Europe to help Libya stranded

Emergency airlifts launched as more than 140,000 refugees pour into Tunisia and Egypt.

    Aid groups warn of a growing humanitarian crisis as violence in Libya continues [EPA]

    The governments of France, Spain and Britain have said they would evacuate thousands of workers stranded on the Tunisian border after fleeing the violence in Libya.

    Emergency airlifts along Libya's borders were launched on Wednesday, as more than 140,000 refugees pour into Tunisia and Egypt from Libya and thousands more are arriving by the day.

    UN experts warned that fast action was needed to protect and feed them before the exodus turned into a full-blown humanitarian crisis.

    Many of the foreigners are from countries that could not afford evacuations, or sub-Saharan African workers whose lives are in danger because they are being mistaken for mercenaries hired by Libyan leader Muammar Gaddafi.

    France and Britain also said they were responding to a call from the UN refugee agency UNHCR and organisations for assistance to prevent a humanitarian crisis from developing.

    "It is vital to do this, these people should not be kept in transit camps if it is possible to take them back home," David Cameron, the British Prime Minister said on Wednesday.

    UK government officials added that 85,000 mainly Egyptian migrant workers were massed across the Tunisian border, with a further 40,000 waiting on the Libyan side, following the two-week-old uprising against Libyan leader Muammar Gaddafi.

    Britain will charter three commercial passenger aircraft to fly 6,000 people back to Egypt over the next three days. The first two planes will leave Britain on Wednesday for the town Djerba in Tunisia.

    Military transport planes

    France will send military transport planes and a naval landing ship to evacuate 5,000 refugees within the next week, its foreign ministry said.

    More than 75,000 people have crossed into Tunisia since Feb. 19, British officials say, the vast majority of them Egyptians.

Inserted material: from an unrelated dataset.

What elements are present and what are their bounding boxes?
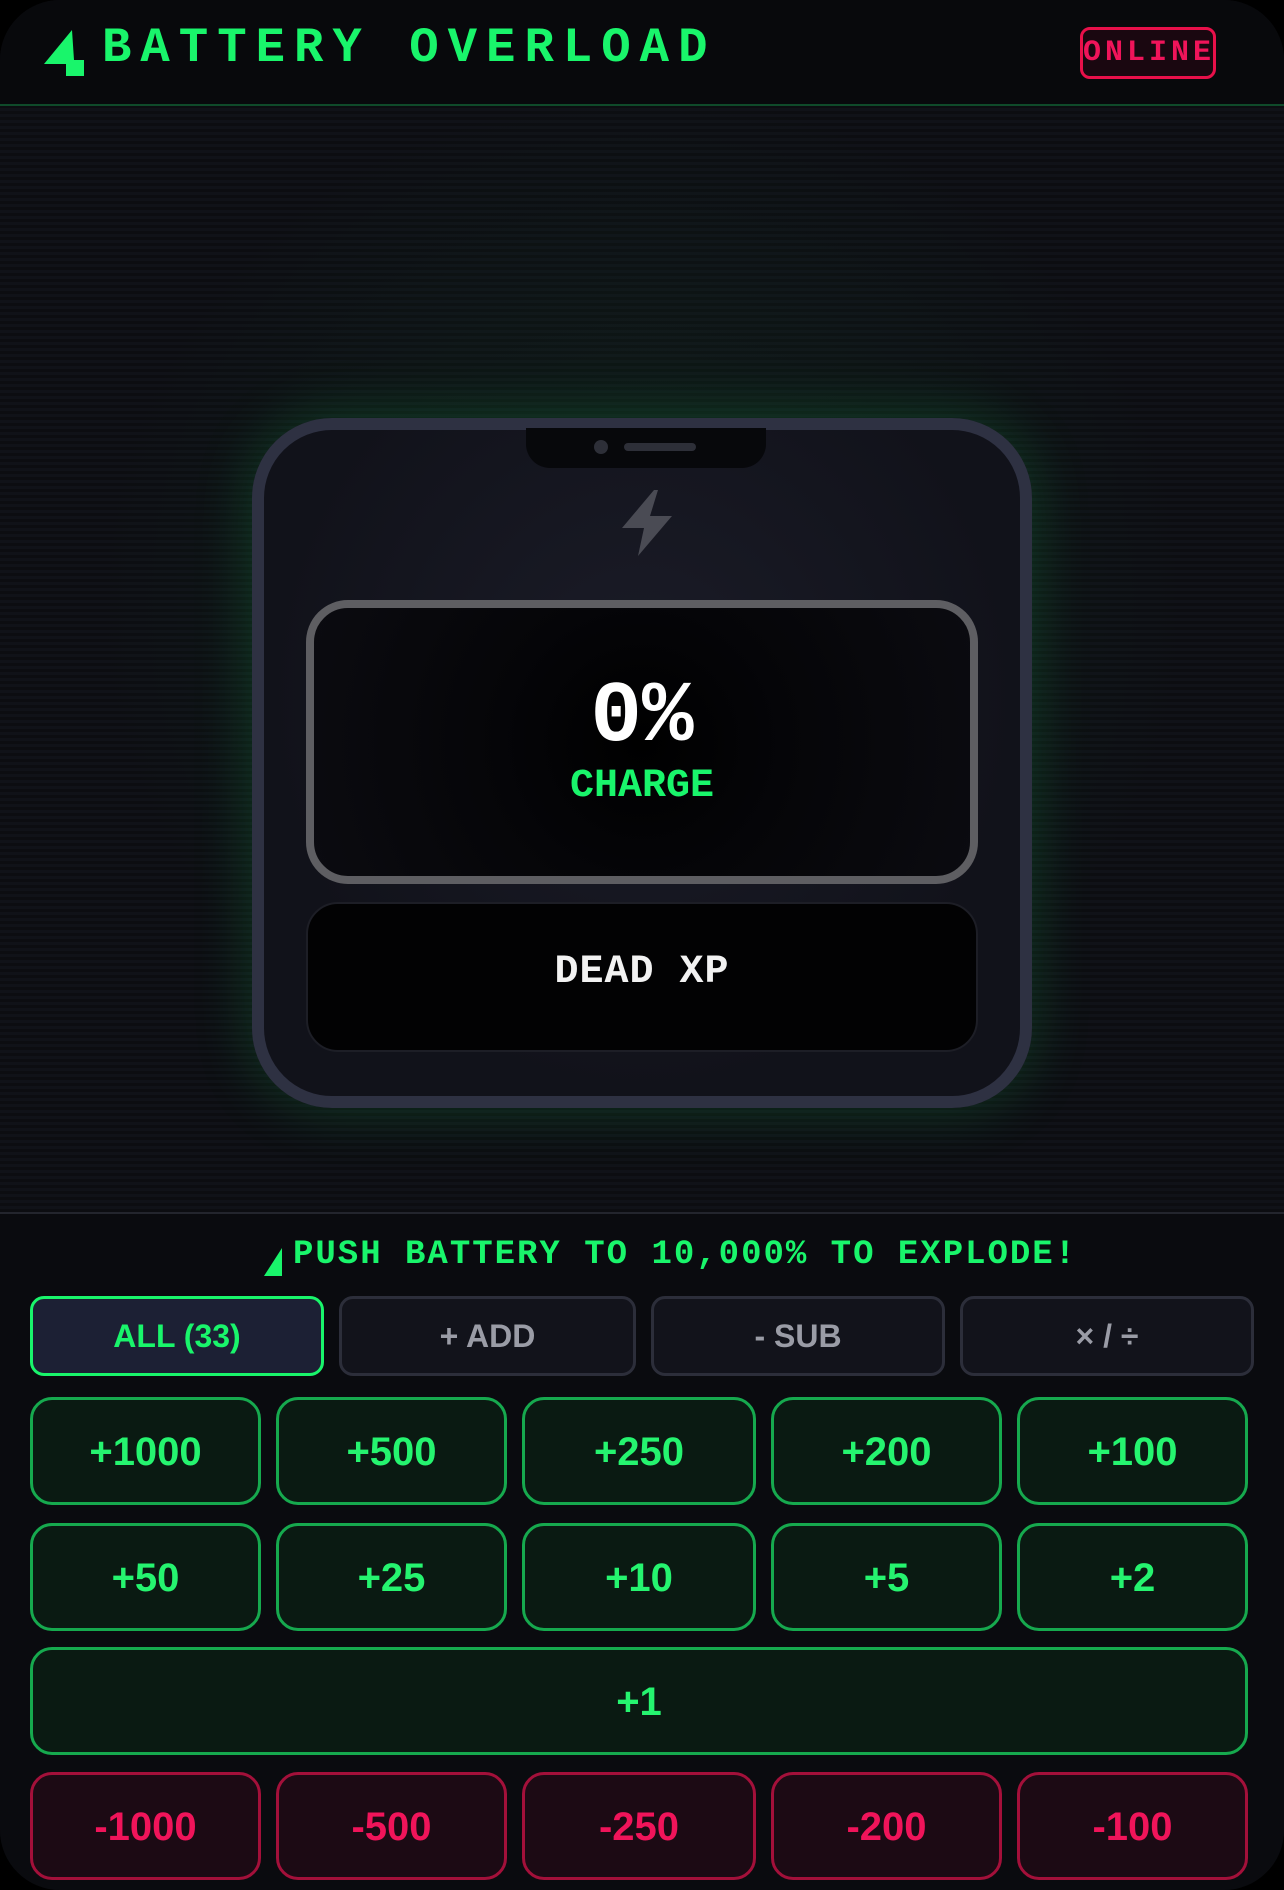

    "Most have been traveling for three or four days. They are walking and have had nothing to eat for up to 48 hours," said World Food Programme spokeswoman Abeer Etefa.

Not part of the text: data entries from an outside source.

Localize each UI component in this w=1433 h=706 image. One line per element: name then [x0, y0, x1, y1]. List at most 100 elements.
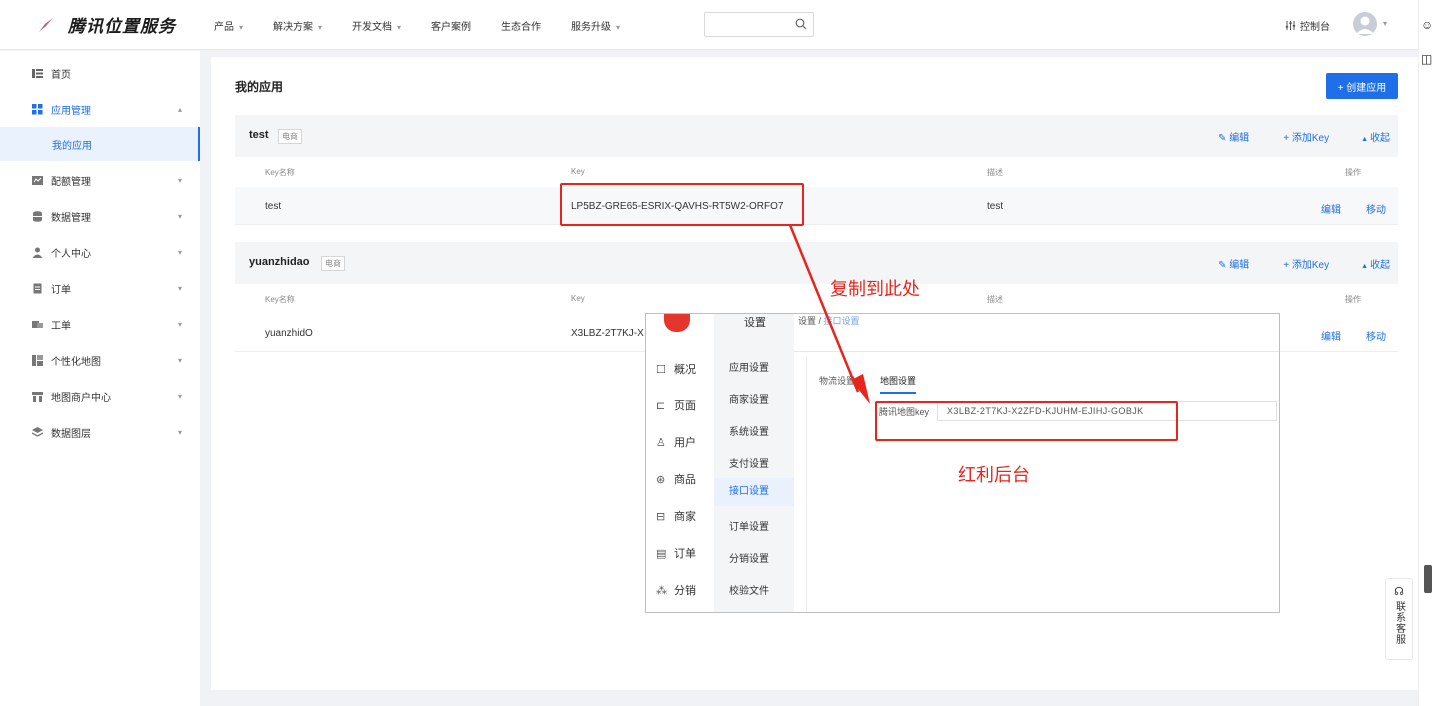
col-key: Key: [571, 294, 585, 303]
collapse-button[interactable]: ▲ 收起: [1361, 129, 1390, 144]
chevron-down-icon: ▾: [177, 427, 182, 437]
brand-title: 腾讯位置服务: [68, 17, 176, 36]
key-name-cell: test: [265, 201, 282, 212]
overlay-sub-system-settings[interactable]: 系统设置: [729, 423, 769, 438]
annotation-box-map-key: [875, 401, 1178, 441]
chevron-down-icon: ▾: [616, 23, 621, 32]
app-card-test: test 电商 ✎ 编辑 + 添加Key ▲ 收起 Key名称 Key 描述 操…: [235, 115, 1398, 225]
nav-products[interactable]: 产品 ▾: [214, 18, 243, 33]
overlay-nav-users[interactable]: ♙ 用户: [656, 434, 696, 450]
chevron-down-icon: ▾: [397, 23, 402, 32]
merchant-icon: ⊟: [656, 510, 666, 523]
overlay-nav-distribution[interactable]: ⁂ 分销: [656, 582, 696, 598]
overlay-nav-orders[interactable]: ▤ 订单: [656, 545, 696, 561]
col-desc: 描述: [987, 168, 1003, 177]
overlay-sub-app-settings[interactable]: 应用设置: [729, 359, 769, 374]
search-icon[interactable]: [795, 18, 807, 30]
search-box: [704, 12, 814, 37]
overlay-nav-pages[interactable]: ⊏ 页面: [656, 397, 696, 413]
pencil-icon: ✎: [1218, 133, 1230, 144]
key-value-cell[interactable]: X3LBZ-2T7KJ-X: [571, 328, 644, 339]
annotation-copy-here: 复制到此处: [830, 279, 920, 299]
pencil-icon: ✎: [1218, 260, 1230, 271]
nav-ecosystem[interactable]: 生态合作: [501, 18, 541, 33]
sidebar-item-data-layers[interactable]: 数据图层 ▾: [0, 417, 200, 447]
add-key-button[interactable]: + 添加Key: [1283, 129, 1329, 144]
sidebar-item-home[interactable]: 首页: [0, 58, 200, 88]
move-key-link[interactable]: 移动: [1366, 201, 1386, 216]
move-key-link[interactable]: 移动: [1366, 328, 1386, 343]
contact-service-button[interactable]: ☊ 联系客服: [1385, 578, 1413, 660]
overlay-sub-order-settings[interactable]: 订单设置: [729, 518, 769, 533]
chevron-down-icon: ▾: [239, 23, 244, 32]
top-header: 腾讯位置服务 产品 ▾ 解决方案 ▾ 开发文档 ▾ 客户案例 生态合作 服务升级 ▾ 控…: [0, 0, 1418, 50]
overlay-nav-merchants[interactable]: ⊟ 商家: [656, 508, 696, 524]
tab-map-settings[interactable]: 地图设置: [880, 374, 917, 394]
col-key-name: Key名称: [265, 295, 295, 304]
sidebar-item-personal[interactable]: 个人中心 ▾: [0, 237, 200, 267]
top-nav: 产品 ▾ 解决方案 ▾ 开发文档 ▾ 客户案例 生态合作 服务升级 ▾: [214, 18, 650, 33]
app-grid-icon: [32, 103, 43, 115]
edit-key-link[interactable]: 编辑: [1321, 201, 1341, 216]
sidebar-item-quota[interactable]: 配额管理 ▾: [0, 165, 200, 195]
overlay-sub-merchant-settings[interactable]: 商家设置: [729, 391, 769, 406]
chevron-down-icon: ▾: [177, 319, 182, 329]
overlay-nav-goods[interactable]: ⊛ 商品: [656, 471, 696, 487]
create-app-button[interactable]: + 创建应用: [1326, 73, 1398, 99]
console-link[interactable]: 控制台: [1285, 18, 1330, 33]
scrollbar-thumb[interactable]: [1424, 565, 1432, 593]
col-desc: 描述: [987, 295, 1003, 304]
sidebar-item-custom-map[interactable]: 个性化地图 ▾: [0, 345, 200, 375]
sidebar-item-data[interactable]: 数据管理 ▾: [0, 201, 200, 231]
annotation-arrow-icon: [788, 224, 870, 404]
chevron-down-icon: ▾: [177, 211, 182, 221]
chevron-down-icon: ▾: [177, 355, 182, 365]
edit-app-button[interactable]: ✎ 编辑: [1218, 256, 1249, 271]
sidebar-item-map-merchant[interactable]: 地图商户中心 ▾: [0, 381, 200, 411]
sliders-icon: [1285, 21, 1296, 30]
app-actions: ✎ 编辑 + 添加Key ▲ 收起: [1218, 129, 1398, 144]
overlay-sub-payment-settings[interactable]: 支付设置: [729, 455, 769, 470]
overlay-sub-api-settings[interactable]: 接口设置: [714, 478, 794, 506]
collapse-button[interactable]: ▲ 收起: [1361, 256, 1390, 271]
layers-icon: [31, 426, 44, 438]
table-row: test LP5BZ-GRE65-ESRIX-QAVHS-RT5W2-ORFO7…: [235, 187, 1398, 225]
avatar[interactable]: [1353, 12, 1377, 36]
home-list-icon: [32, 68, 43, 79]
app-name: test: [249, 129, 269, 141]
app-tag: 电商: [278, 129, 302, 144]
nav-service-upgrade[interactable]: 服务升级 ▾: [571, 18, 620, 33]
window-icon[interactable]: ◫: [1421, 52, 1432, 66]
chevron-down-icon: ▾: [177, 283, 182, 293]
add-key-button[interactable]: + 添加Key: [1283, 256, 1329, 271]
col-key-name: Key名称: [265, 168, 295, 177]
edit-app-button[interactable]: ✎ 编辑: [1218, 129, 1249, 144]
overlay-nav-overview[interactable]: ☐ 概况: [656, 361, 696, 377]
search-input[interactable]: [705, 13, 790, 36]
right-edge-panel: ☺ ◫: [1418, 0, 1433, 706]
sidebar-item-orders[interactable]: 订单 ▾: [0, 273, 200, 303]
nav-dev-docs[interactable]: 开发文档 ▾: [352, 18, 401, 33]
nav-customer-cases[interactable]: 客户案例: [431, 18, 471, 33]
overlay-section-title: 设置: [744, 317, 766, 329]
key-name-cell: yuanzhidO: [265, 328, 313, 339]
sidebar-item-tickets[interactable]: 工单 ▾: [0, 309, 200, 339]
edit-key-link[interactable]: 编辑: [1321, 328, 1341, 343]
distribution-icon: ⁂: [656, 584, 667, 597]
overlay-sub-verify-file[interactable]: 校验文件: [729, 582, 769, 597]
app-name: yuanzhidao: [249, 256, 310, 268]
chevron-down-icon: ▾: [177, 247, 182, 257]
app-actions: ✎ 编辑 + 添加Key ▲ 收起: [1218, 256, 1398, 271]
brand-logo[interactable]: 腾讯位置服务: [36, 12, 176, 37]
overview-icon: ☐: [656, 363, 666, 376]
nav-solutions[interactable]: 解决方案 ▾: [273, 18, 322, 33]
custom-map-icon: [32, 354, 43, 366]
chevron-down-icon[interactable]: ▾: [1383, 19, 1387, 28]
overlay-sub-distribution-settings[interactable]: 分销设置: [729, 550, 769, 565]
sidebar-item-app-management[interactable]: 应用管理 ▴: [0, 94, 200, 124]
smiley-icon[interactable]: ☺: [1421, 18, 1433, 32]
ticket-icon: [32, 319, 43, 330]
user-icon: [32, 247, 43, 258]
order-icon: ▤: [656, 547, 667, 560]
sidebar-item-my-apps[interactable]: 我的应用: [0, 127, 200, 161]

    "The majority of the people coming across the border are young Tunisian and Egyptian men who were working in Libya. Tens of thousands are coming every day."

    Colonel Thierry Burkhard, spokesman for the French armed forces, said a naval amphibious landing vessel should arrive in the Mediterranean within two days, as part of the operation.

    Separately, two planes chartered to take medical supplies to the central hospital in the eastern Libyan city of Benghazi had arrived in Cairo late on Tuesday and should reach their destination shortly, the French foreign ministry said.

    France also was seeking to provide tents and emergency supplies for displaced people inside Libya.

    Cameron said Britain had flown tents for 1,500 people and blankets for 36,000 people to the Tunisian border on Monday.

    He confirmed that Britain was still considering plans for a military no-fly zone over Libya if Gadaffi "unleashes more things on his own people."